Sunday afternoon. Lie back in the sofa, get your book and a cup of tea. Aahhh…
----tingaling----tingaling----
Or take a call from your mom who’s desperate because she can’t get her printer to spit out her oh-so-important presentation.
Fix Your Mom’s Printer is short, but it offers a wide range of choices and pathways. Most of your mom’s speech offers three possible replies from you, roughly in the categories Insensitive Jerk, Angelically Helpful, Unwelcome (but often funny) Snark, Uninterested Okay-Mom.
I played through on both extremes (Jerk and Angel) once. As was to be expected, limiting myself to the one category of answers quickly became mechanical, the conversation unrealistic. But I wanted to see the sure paths to the Win and Lose states of the game.

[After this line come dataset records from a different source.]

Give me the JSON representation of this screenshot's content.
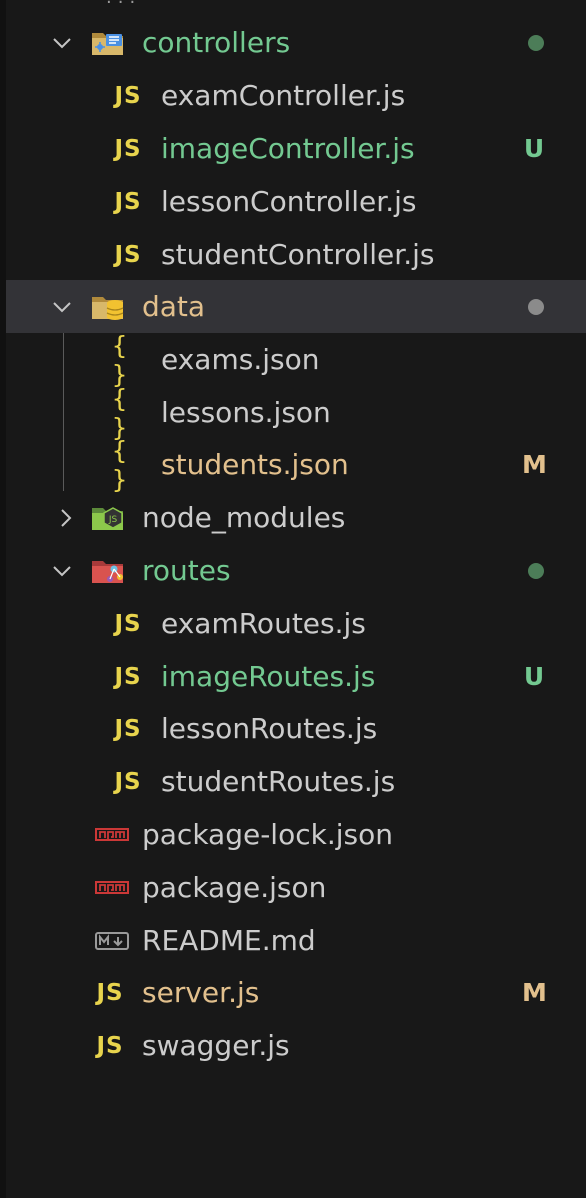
{
  "colors": {
    "untracked": "#73c991",
    "modified": "#e2c08d",
    "default_text": "#cccccc",
    "folder_dot_green": "#4c7d58",
    "folder_dot_grey": "#8b8b8b",
    "js_icon": "#e8d44d",
    "npm_icon": "#cb3837"
  },
  "tree": {
    "controllers": {
      "label": "controllers",
      "icon": "folder-controllers-icon",
      "expanded": true,
      "status": "dot",
      "children": [
        {
          "label": "examController.js",
          "icon": "js-icon",
          "icon_text": "JS",
          "status": ""
        },
        {
          "label": "imageController.js",
          "icon": "js-icon",
          "icon_text": "JS",
          "status": "U"
        },
        {
          "label": "lessonController.js",
          "icon": "js-icon",
          "icon_text": "JS",
          "status": ""
        },
        {
          "label": "studentController.js",
          "icon": "js-icon",
          "icon_text": "JS",
          "status": ""
        }
      ]
    },
    "data": {
      "label": "data",
      "icon": "folder-database-icon",
      "expanded": true,
      "selected": true,
      "status": "dot",
      "children": [
        {
          "label": "exams.json",
          "icon": "json-icon",
          "icon_text": "{ }",
          "status": ""
        },
        {
          "label": "lessons.json",
          "icon": "json-icon",
          "icon_text": "{ }",
          "status": ""
        },
        {
          "label": "students.json",
          "icon": "json-icon",
          "icon_text": "{ }",
          "status": "M"
        }
      ]
    },
    "node_modules": {
      "label": "node_modules",
      "icon": "folder-node-icon",
      "expanded": false
    },
    "routes": {
      "label": "routes",
      "icon": "folder-routes-icon",
      "expanded": true,
      "status": "dot",
      "children": [
        {
          "label": "examRoutes.js",
          "icon": "js-icon",
          "icon_text": "JS",
          "status": ""
        },
        {
          "label": "imageRoutes.js",
          "icon": "js-icon",
          "icon_text": "JS",
          "status": "U"
        },
        {
          "label": "lessonRoutes.js",
          "icon": "js-icon",
          "icon_text": "JS",
          "status": ""
        },
        {
          "label": "studentRoutes.js",
          "icon": "js-icon",
          "icon_text": "JS",
          "status": ""
        }
      ]
    },
    "root_files": [
      {
        "label": "package-lock.json",
        "icon": "npm-icon",
        "status": ""
      },
      {
        "label": "package.json",
        "icon": "npm-icon",
        "status": ""
      },
      {
        "label": "README.md",
        "icon": "markdown-icon",
        "status": ""
      },
      {
        "label": "server.js",
        "icon": "js-icon",
        "icon_text": "JS",
        "status": "M"
      },
      {
        "label": "swagger.js",
        "icon": "js-icon",
        "icon_text": "JS",
        "status": ""
      }
    ]
  }
}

When following the guaranteed winning path, it became obvious that fixing the printer was a case of game-imposed lawnmowering. And also that fixing the printer wasn’t the point.
For my earnest playthrough, I adopted a more natural, organic mindset. I tried to be helpful while lightly showing my annoyance at being disturbed on a sunday by occasionally giving in to the urge to reply in a sarcastic or jokey manner. (“Har-dee-har,” is mom’s irritated answer.)
Approaching the game this way opened up a whole breadth of underlying, never quite explicitated family issues. The relationship between mom and dad, your own relationship with your dad, unresolved tension between your sister and you,…
Fixing a recalcitrant piece of technology together with your mom becomes a way to work towards a better understanding of each other, an honest attempt to (re)connect.
A short piece with surprising depth.